The Agony of Activism: Life According to Ohad Movie Review
You might already know that veganism has gained ground rapidly in Israel over the last few years. This has been thanks in a large part to the work of Gary Yourofsky. The result is a new generation of activists, including Ohad Cohen, the subject of the documentary film Life According to Ohad.
But Life According to Ohad is not just a movie about veganism. It’s about understanding who we are, our place in the universe and our understanding of ourselves.
See My Video Review of Life According to Ohad:
The film itself is beautifully done, with numerous subtle but artful touches. At the beginning of the film, there’s a poignant moment when Ohad and his friends are saving chicks from a dumpster. One of them shouts to the others “there’s light over here!” We’re reminded that hope still exists, despite the overwhelming darkness.
Life According to Ohad doesn’t shy away from the difficulties of being an activist. Ohad’s activism makes it difficult for him to remain close to his family. But it also makes him so busy that it’s not easy for him to meet others, either.
What is “a good person”?
When you meet Ohad’s parents, it’s not hard to see where he gets his strong personality from. His mother spends much of the time crying while her husband and son fight together about animal rights. Both father and son want to live honourable lives. They just don’t agree on what that means.
For Ohad’s father, a good person is someone who obeys the law. Ohad sees things very differently. For him, it’s about doing the right thing as he sees it.
Part of this divide is generational. Previous generations weren’t encouraged to discover the truth for themselves, whereas today many people realize that it’s important to question what we’ve been taught.

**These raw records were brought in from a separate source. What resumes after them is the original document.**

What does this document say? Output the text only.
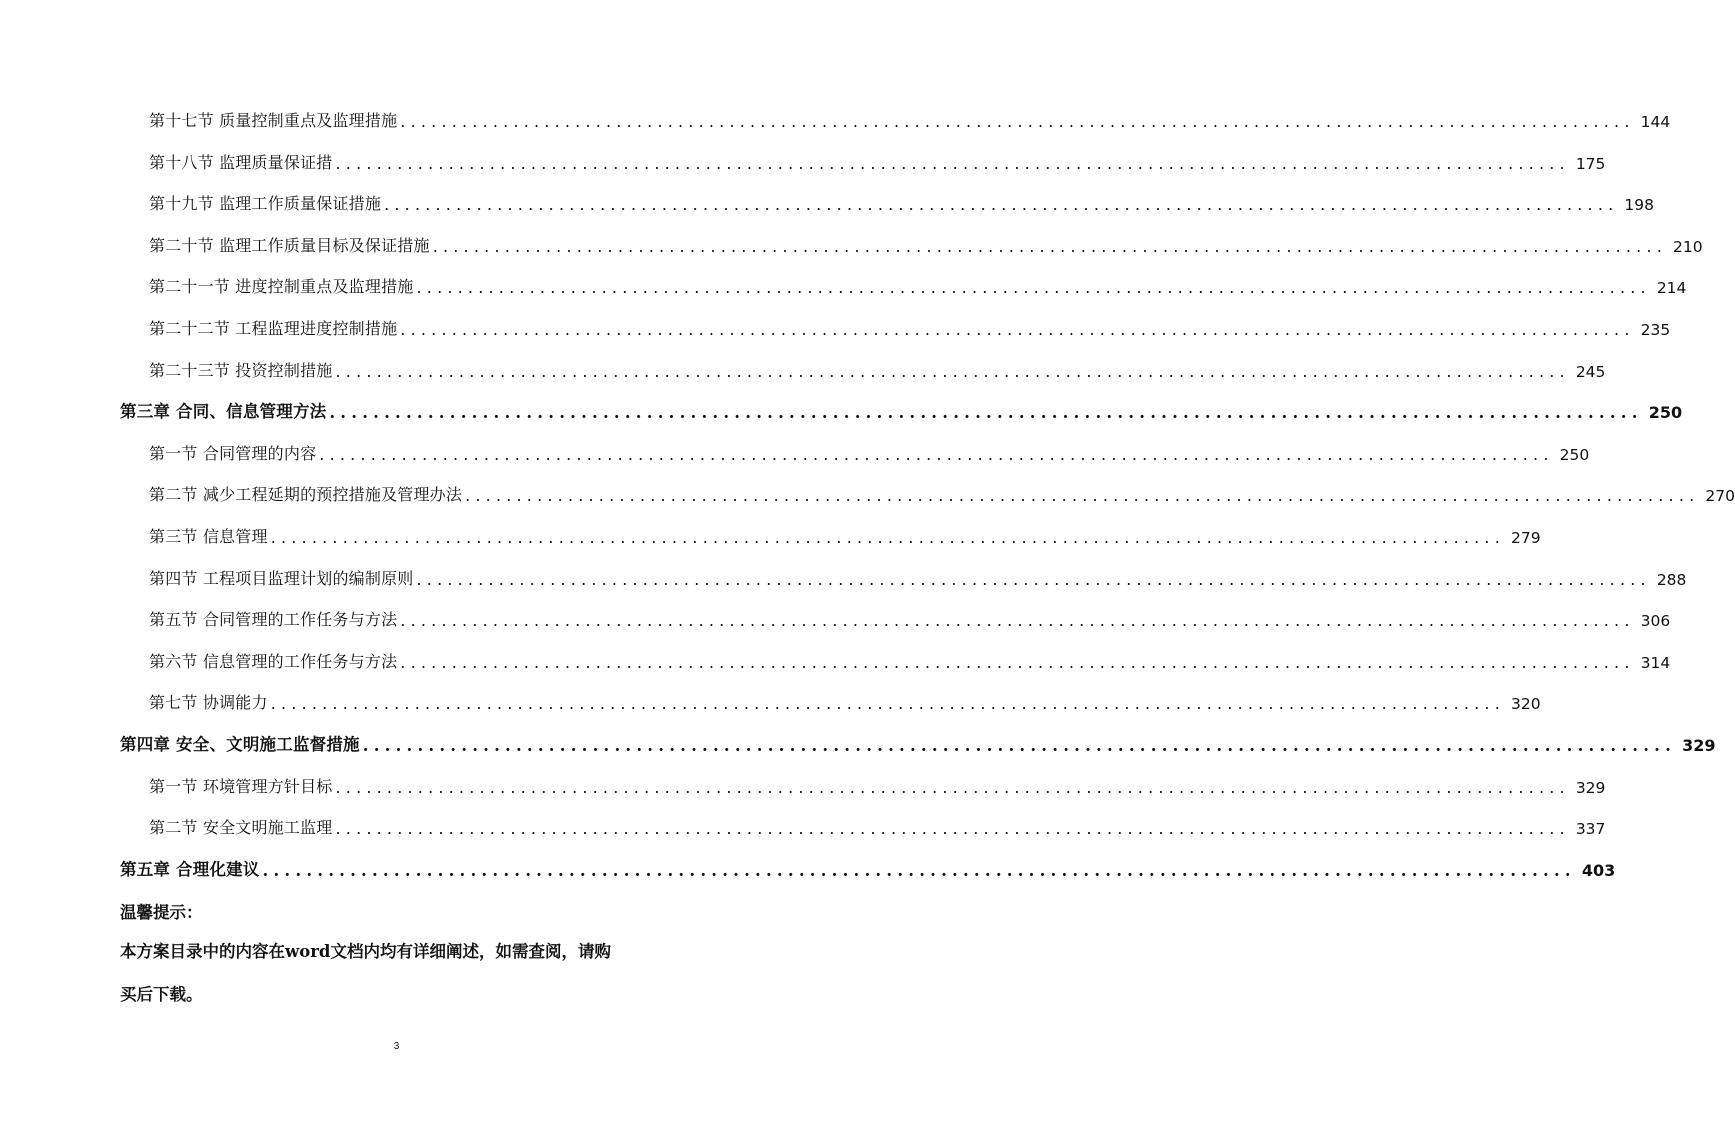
第十七节 质量控制重点及监理措施 ........................................................................................................................ 144
第十八节 监理质量保证措 ........................................................................................................................ 175
第十九节 监理工作质量保证措施 ........................................................................................................................ 198
第二十节 监理工作质量目标及保证措施 ........................................................................................................................ 210
第二十一节 进度控制重点及监理措施 ........................................................................................................................ 214
第二十二节 工程监理进度控制措施 ........................................................................................................................ 235
第二十三节 投资控制措施 ........................................................................................................................ 245
第三章 合同、信息管理方法 ........................................................................................................................ 250
第一节 合同管理的内容 ........................................................................................................................ 250
第二节 减少工程延期的预控措施及管理办法 ........................................................................................................................ 270
第三节 信息管理 ........................................................................................................................ 279
第四节 工程项目监理计划的编制原则 ........................................................................................................................ 288
第五节 合同管理的工作任务与方法 ........................................................................................................................ 306
第六节 信息管理的工作任务与方法 ........................................................................................................................ 314
第七节 协调能力 ........................................................................................................................ 320
第四章 安全、文明施工监督措施 ........................................................................................................................ 329
第一节 环境管理方针目标 ........................................................................................................................ 329
第二节 安全文明施工监理 ........................................................................................................................ 337
第五章 合理化建议 ........................................................................................................................ 403
温馨提示：
本方案目录中的内容在word文档内均有详细阐述，如需查阅，请购
买后下载。
3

Still, many people choose to avoid making these choices, and rely on society to decide for them.
How do we relate to our families?
Early in the film, Ohad reflects on the fact that he’s always in a dilemma between his family and his other world. I think this is the dilemma of every activist, but also of every human being. We all have parts of ourselves our families don’t understand. And eventually we have to discover who we are.
One night while dining in his parents’ home, Ohad is discussing veganism, and he brings up how concepts of superior and inferior races leads inexorably to atrocities.
Emotional tensions rise quickly. Had pleads with his father that what we do to animals is an eternal holocaust. His father rejects his argument – but not by arguing with whether that’s true. Instead, he tells Ohad this is “a world where your ideas cannot exist.”
Fortunately, Ohad and his family work very hard to restore their relationship, but it’s a battle for everyone.
The importance of connecting with others and finding community
Ohad’s friends clearly play a vital role in his life. The movie really demonstrates how critical being part of a community is for activists. The work Ohad does is emotionally draining, and could leave anyone with a pretty grim view of humanity.
Part of the way through the film, Ohad starts dating a young woman who is also interested in activism, and it’s amazing to see the change it makes in his life. I think more than anything, it shows our deep to share our beliefs with those closest to us.
I was privileged to have the opportunity to see this film, thanks to director Eri Daniel Erlich. It’s truly a beautiful film, and will go down as one of my favourites, not just about veganism, but in general. This film is definitely intended for mature audiences (there are some scenes both of violence towards animals and humans), so I wouldn’t recommend it for younger viewers.